Fritz has mastered Xywrite, not with any enthusiasm but with enough doggedness to allow him to write his stories for the newspaper. But invariably the computer flummoxes him. He has a very simple task he wants to do - write stories. The computer has extraordinarily complicated capabilities. He needs none of them. But despite his best efforts, the unneeded, unwanted complexity constantly assaults Fritz. Some unexpected key combination or mouse click intended to offer some complex function to a power user, leaves Fritz unable to do the simple thing. It places the computer in what is, from Fritz's point of view, and unusable state - the window he needs minimized in some way he doesn't understand, perhaps, the file sent to some place he doesn't understand. Solving the problem requires knowledge of the computer itself, not the task Fritz is trying to solve.

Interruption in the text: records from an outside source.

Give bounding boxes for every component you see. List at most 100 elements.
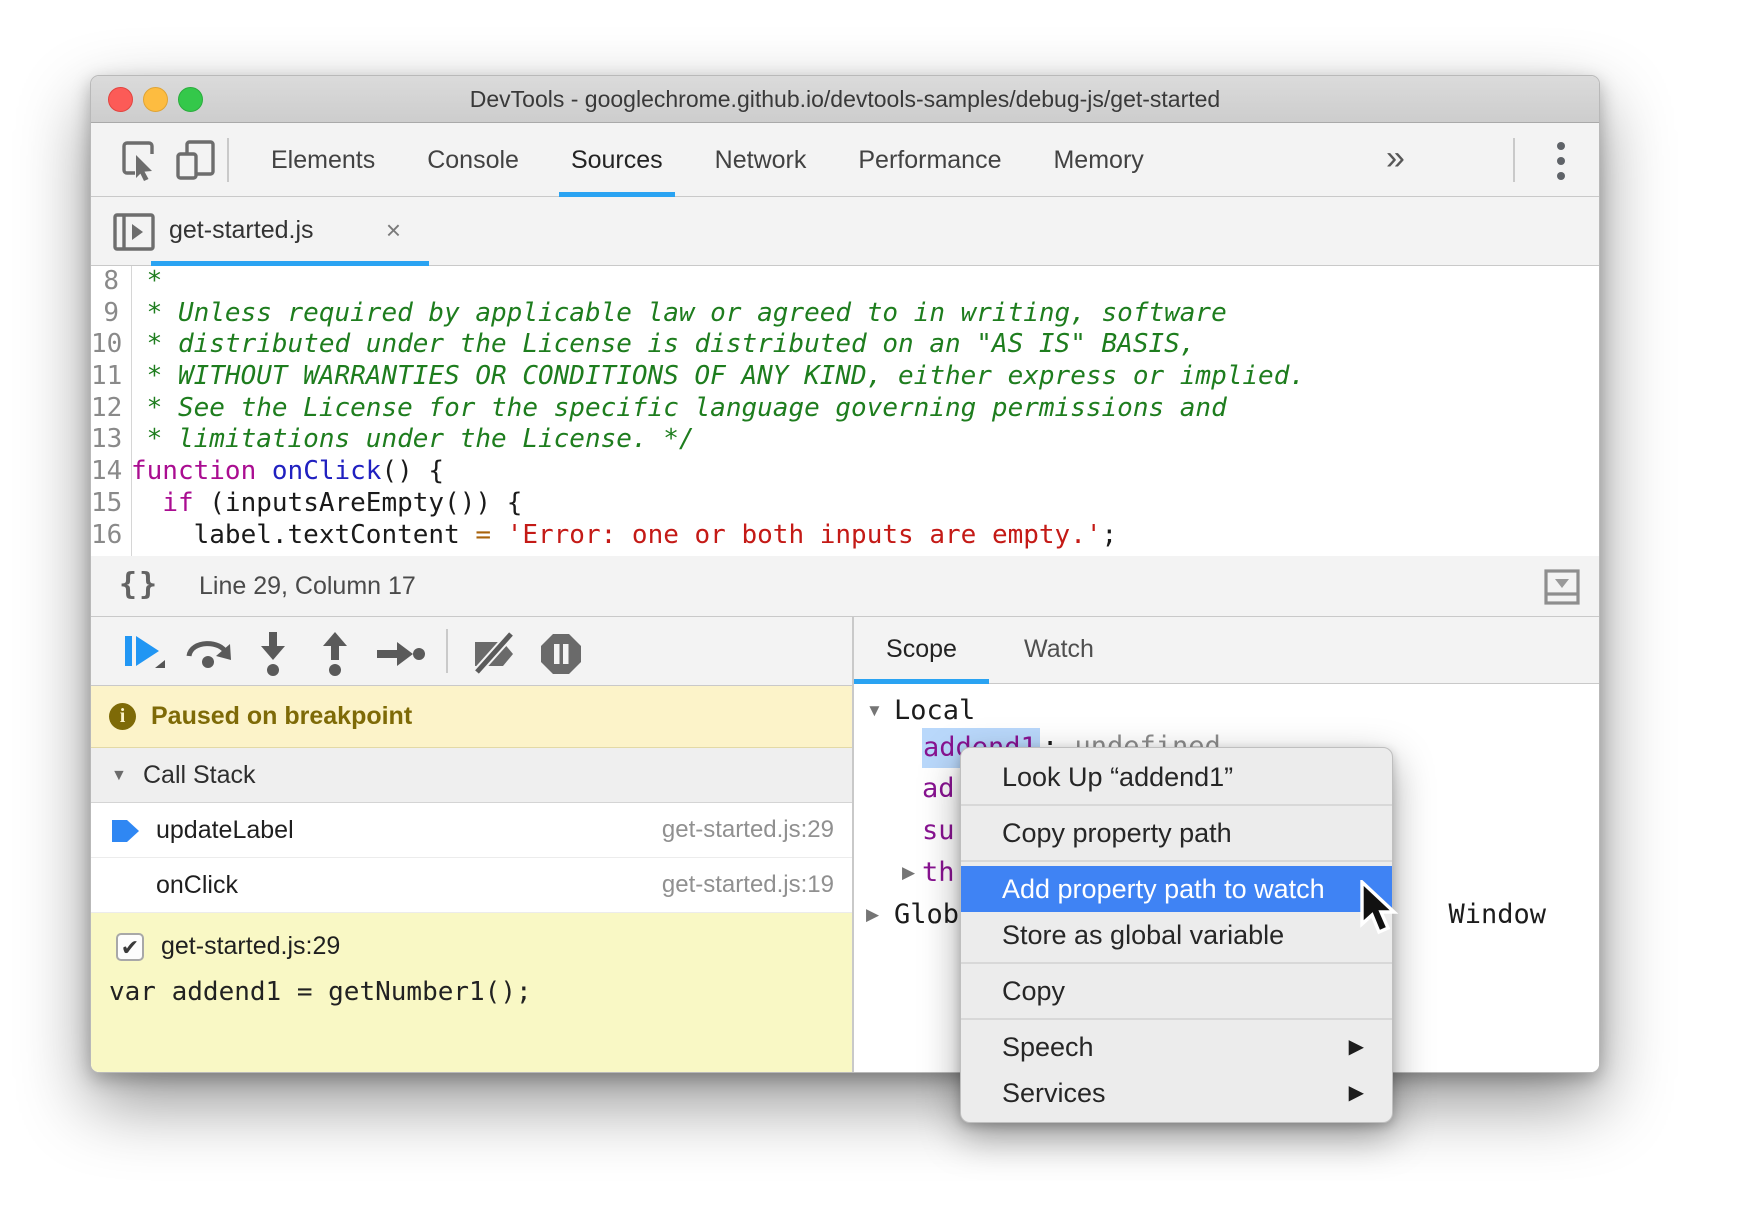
call-stack-frame[interactable]: updateLabel get-started.js:29: [91, 803, 852, 858]
menu-separator: [961, 860, 1392, 862]
code-line: 12 * See the License for the specific la…: [91, 393, 1599, 425]
source-code-editor[interactable]: 8 *9 * Unless required by applicable law…: [91, 266, 1599, 556]
debugger-left-pane: i Paused on breakpoint ▼ Call Stack upda…: [91, 617, 852, 1073]
step-over-button[interactable]: [183, 630, 235, 683]
toolbar-divider-right: [1513, 138, 1515, 182]
expander-triangle-icon[interactable]: ▶: [902, 854, 915, 892]
file-tab-get-started[interactable]: get-started.js ×: [151, 197, 429, 266]
submenu-arrow-icon: ▶: [1349, 1024, 1364, 1070]
tab-watch[interactable]: Watch: [1004, 617, 1114, 684]
toolbar-divider: [227, 138, 229, 182]
call-stack-title: Call Stack: [143, 748, 256, 803]
line-number: 15: [91, 488, 125, 520]
frame-name: onClick: [156, 858, 238, 913]
breakpoint-location: get-started.js:29: [161, 921, 340, 971]
pretty-print-icon[interactable]: {}: [119, 556, 159, 617]
frame-location[interactable]: get-started.js:19: [662, 858, 834, 913]
resume-script-button[interactable]: [121, 630, 169, 683]
menu-separator: [961, 1018, 1392, 1020]
inspect-element-icon[interactable]: [116, 138, 160, 182]
frame-location[interactable]: get-started.js:29: [662, 803, 834, 858]
mouse-cursor-icon: [1358, 880, 1410, 947]
tab-scope[interactable]: Scope: [854, 617, 989, 684]
debug-toolbar: [91, 617, 852, 686]
code-line: 15 if (inputsAreEmpty()) {: [91, 488, 1599, 520]
step-out-button[interactable]: [313, 630, 357, 683]
tab-sources[interactable]: Sources: [571, 123, 663, 197]
code-lines: 8 *9 * Unless required by applicable law…: [91, 266, 1599, 551]
debug-toolbar-divider: [446, 629, 448, 673]
tab-memory[interactable]: Memory: [1053, 123, 1143, 197]
menu-item-speech[interactable]: Speech▶: [961, 1024, 1392, 1070]
close-file-tab-icon[interactable]: ×: [386, 197, 401, 266]
menu-item-copy[interactable]: Copy: [961, 968, 1392, 1014]
menu-item-services[interactable]: Services▶: [961, 1070, 1392, 1116]
menu-item-look-up-addend1[interactable]: Look Up “addend1”: [961, 754, 1392, 800]
collapse-triangle-icon: ▼: [111, 748, 127, 803]
breakpoint-code: var addend1 = getNumber1();: [109, 969, 532, 1015]
tab-performance[interactable]: Performance: [858, 123, 1001, 197]
code-line: 8 *: [91, 266, 1599, 298]
step-button[interactable]: [375, 630, 427, 683]
context-menu: Look Up “addend1” Copy property path Add p…: [960, 747, 1393, 1123]
tab-console[interactable]: Console: [427, 123, 519, 197]
title-bar: DevTools - googlechrome.github.io/devtoo…: [91, 76, 1599, 123]
code-line: 16 label.textContent = 'Error: one or bo…: [91, 520, 1599, 552]
file-tab-name: get-started.js: [169, 197, 314, 266]
pause-on-exceptions-button[interactable]: [537, 630, 585, 683]
breakpoint-checkbox[interactable]: ✔: [116, 933, 144, 961]
scope-row-local[interactable]: ▼ Local: [854, 692, 1600, 730]
code-line: 10 * distributed under the License is di…: [91, 329, 1599, 361]
frame-name: updateLabel: [156, 803, 294, 858]
expander-triangle-icon[interactable]: ▶: [866, 896, 879, 934]
code-text: * limitations under the License. */: [125, 424, 695, 456]
more-tabs-chevron-icon[interactable]: »: [1386, 123, 1405, 197]
menu-item-copy-property-path[interactable]: Copy property path: [961, 810, 1392, 856]
menu-item-store-as-global-variable[interactable]: Store as global variable: [961, 912, 1392, 958]
main-toolbar: Elements Console Sources Network Performance…: [91, 123, 1599, 197]
cursor-position-label: Line 29, Column 17: [199, 556, 416, 617]
window-title: DevTools - googlechrome.github.io/devtoo…: [91, 76, 1599, 123]
paused-message: Paused on breakpoint: [151, 686, 412, 748]
scope-var-value: Window: [1448, 896, 1546, 934]
scope-var-name: Glob: [894, 896, 959, 934]
expander-triangle-icon[interactable]: ▼: [866, 692, 883, 730]
scope-var-name: ad: [922, 770, 955, 808]
tab-network[interactable]: Network: [715, 123, 807, 197]
call-stack-frame[interactable]: onClick get-started.js:19: [91, 858, 852, 913]
code-text: * Unless required by applicable law or a…: [125, 298, 1227, 330]
show-navigator-icon[interactable]: [111, 210, 155, 254]
code-line: 14function onClick() {: [91, 456, 1599, 488]
panel-tabs: Elements Console Sources Network Performance…: [271, 123, 1144, 197]
scope-var-name: su: [922, 812, 955, 850]
code-text: label.textContent = 'Error: one or both …: [125, 520, 1117, 552]
code-text: * distributed under the License is distr…: [125, 329, 1195, 361]
line-number: 8: [91, 266, 125, 298]
tab-elements[interactable]: Elements: [271, 123, 375, 197]
menu-separator: [961, 804, 1392, 806]
line-number: 13: [91, 424, 125, 456]
code-text: function onClick() {: [125, 456, 444, 488]
deactivate-breakpoints-button[interactable]: [469, 630, 521, 683]
code-line: 13 * limitations under the License. */: [91, 424, 1599, 456]
code-text: if (inputsAreEmpty()) {: [125, 488, 522, 520]
step-into-button[interactable]: [251, 630, 295, 683]
editor-status-bar: {} Line 29, Column 17: [91, 556, 1599, 617]
file-tab-bar: get-started.js ×: [91, 197, 1599, 266]
customize-devtools-icon[interactable]: [1557, 142, 1565, 180]
kebab-dot: [1557, 142, 1565, 150]
breakpoint-entry[interactable]: ✔ get-started.js:29var addend1 = getNumbe…: [91, 913, 852, 1073]
toggle-drawer-icon[interactable]: [1543, 568, 1581, 606]
code-text: * WITHOUT WARRANTIES OR CONDITIONS OF AN…: [125, 361, 1305, 393]
paused-message-bar: i Paused on breakpoint: [91, 686, 852, 748]
menu-item-add-property-path-to-watch[interactable]: Add property path to watch: [961, 866, 1392, 912]
scope-var-name: Local: [894, 692, 975, 730]
menu-separator: [961, 962, 1392, 964]
device-toolbar-icon[interactable]: [173, 138, 217, 182]
scope-var-name: th: [922, 854, 955, 892]
kebab-dot: [1557, 157, 1565, 165]
gutter-border: [131, 266, 132, 556]
scope-tab-bar: Scope Watch: [854, 617, 1600, 684]
line-number: 12: [91, 393, 125, 425]
call-stack-header[interactable]: ▼ Call Stack: [91, 748, 852, 803]
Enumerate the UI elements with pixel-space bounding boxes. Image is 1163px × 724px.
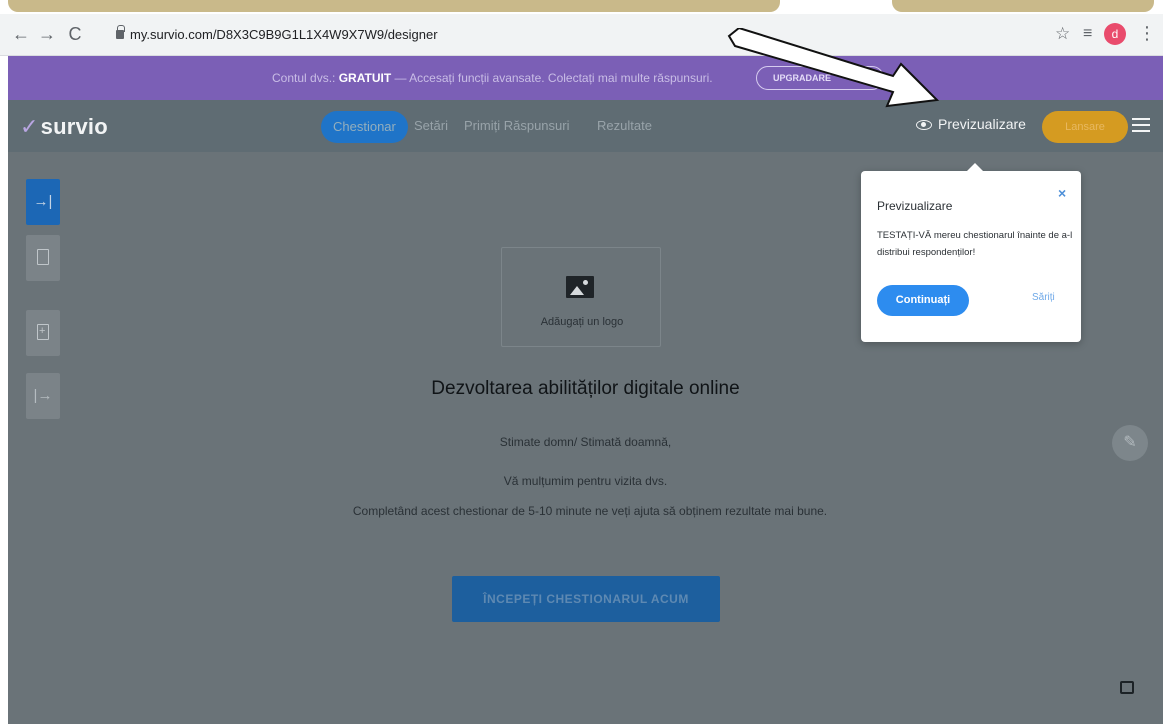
- hamburger-menu-icon[interactable]: [1132, 118, 1150, 136]
- annotation-arrow-icon: [727, 28, 940, 108]
- browser-menu-icon[interactable]: ⋮: [1138, 23, 1156, 44]
- add-page-icon: [37, 324, 49, 340]
- close-icon[interactable]: ×: [1058, 185, 1066, 201]
- preview-button[interactable]: Previzualizare: [916, 116, 1026, 132]
- upgrade-message: — Accesați funcții avansate. Colectați m…: [394, 71, 713, 85]
- upgrade-banner-text: Contul dvs.: GRATUIT — Accesați funcții …: [272, 71, 713, 85]
- add-logo-label: Adăugați un logo: [540, 316, 624, 328]
- tab-chestionar[interactable]: Chestionar: [321, 111, 408, 143]
- lock-icon: [116, 25, 125, 39]
- tooltip-body: TESTAȚI-VĂ mereu chestionarul înainte de…: [877, 230, 1073, 258]
- survey-greeting[interactable]: Stimate domn/ Stimată doamnă,: [8, 435, 1163, 449]
- browser-tab[interactable]: [892, 0, 1154, 12]
- browser-tab[interactable]: [8, 0, 780, 12]
- continue-button[interactable]: Continuați: [877, 285, 969, 316]
- sidebar-item-add-page[interactable]: [26, 310, 60, 356]
- browser-tab-strip: [0, 0, 1163, 14]
- tooltip-title: Previzualizare: [877, 199, 953, 213]
- survey-title[interactable]: Dezvoltarea abilităților digitale online: [8, 378, 1163, 400]
- plan-name: GRATUIT: [338, 71, 392, 85]
- address-bar[interactable]: my.survio.com/D8X3C9B9G1L1X4W9X7W9/desig…: [130, 27, 438, 42]
- preview-tooltip: × Previzualizare TESTAȚI-VĂ mereu chesti…: [861, 163, 1081, 342]
- tab-rezultate[interactable]: Rezultate: [597, 118, 652, 133]
- logo-check-icon: ✓: [20, 114, 39, 139]
- upgrade-banner: Contul dvs.: GRATUIT — Accesați funcții …: [8, 56, 1163, 100]
- sidebar-item-intro[interactable]: →|: [26, 179, 60, 225]
- profile-avatar[interactable]: d: [1104, 23, 1126, 45]
- page-icon: [37, 249, 49, 265]
- reload-icon[interactable]: C: [64, 24, 86, 45]
- back-arrow-icon[interactable]: ←: [10, 24, 32, 45]
- add-logo-box[interactable]: Adăugați un logo: [501, 247, 661, 347]
- reading-list-icon[interactable]: ≡: [1083, 25, 1092, 43]
- sign-in-icon: →|: [33, 193, 53, 210]
- skip-link[interactable]: Săriți: [1032, 292, 1055, 303]
- chat-icon[interactable]: [1113, 678, 1141, 702]
- pen-icon[interactable]: ✎: [1112, 425, 1148, 461]
- start-survey-button[interactable]: ÎNCEPEȚI CHESTIONARUL ACUM: [452, 576, 720, 622]
- logo-text: survio: [40, 114, 108, 139]
- sidebar-item-page[interactable]: [26, 235, 60, 281]
- tab-setari[interactable]: Setări: [414, 118, 448, 133]
- survio-logo[interactable]: ✓survio: [20, 114, 108, 140]
- publish-button[interactable]: Lansare: [1042, 111, 1128, 143]
- account-label: Contul dvs.:: [272, 71, 336, 85]
- eye-icon: [916, 120, 932, 130]
- browser-toolbar: ← → C my.survio.com/D8X3C9B9G1L1X4W9X7W9…: [0, 14, 1163, 56]
- survey-thanks[interactable]: Vă mulțumim pentru vizita dvs.: [8, 474, 1163, 488]
- tab-primiti-raspunsuri[interactable]: Primiți Răspunsuri: [464, 118, 569, 133]
- forward-arrow-icon[interactable]: →: [36, 24, 58, 45]
- bookmark-star-icon[interactable]: ☆: [1055, 24, 1070, 44]
- survey-intro[interactable]: Completând acest chestionar de 5-10 minu…: [340, 499, 840, 524]
- image-icon: [566, 276, 594, 298]
- preview-label: Previzualizare: [938, 116, 1026, 132]
- app-header: ✓survio Chestionar Setări Primiți Răspun…: [8, 100, 1163, 152]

Like the example I diarized a few days ago involving the timer on the stove, this is a clear example of a case in which the computer has made the job at hand harder, not easier. The timer example was just a minor annoyance, but the Fritz problem is serious, because this makes Fritz feel stupid. That is wrong. I keep trying to explain to him that the people who wrote the software are stupid, but he doesn't believe me.
desperate in Fort Worth
Happy to be of assitance:
Anything would help, be it gold,stocks,or cash,car,home computor,printer, digital camera.
user interfaces
Lissa and I are shopping for a new stove, which took us to into the Heart of Interface Darkness this afternoon (i.e. Sears).

On our old stove is a little analog clock with a timer. To set it, you grab the little knob in the center and turn it to show the number of minutes. This is straightforward and intuitive - one step, a fraction of a second.

The new stoves have digital clocks and timers. To set them, you push the timer button. Then switch to a second set of +/- buttons to set the time, pushing and holding the plus to get to the time you're interested in.

The new technology has made the interface harder to use for no discernable benefit whatsoever (except, perhaps, to the manufacturer, who I assume has been able to substitute a cheap microchip for the mechanical clock.)

Setting the oven temperatures seems to have generally followed a similar technological path away from ease of use and toward over-gadgetry, though there were still a handful of stoves with a simple oven dial.
mom
Went by to see Mom this afternoon and she was out of her room and up at "the gym" - the physical therapy room. After a batter of leg exercises, my Mom the gym rat walked all the way back to her room. Did I mention how tough she is?

"That's right, folks, don't touch that dial...."

Ran across copies this evening of Zappa on Saturday Night Live, December 1976. Sigh.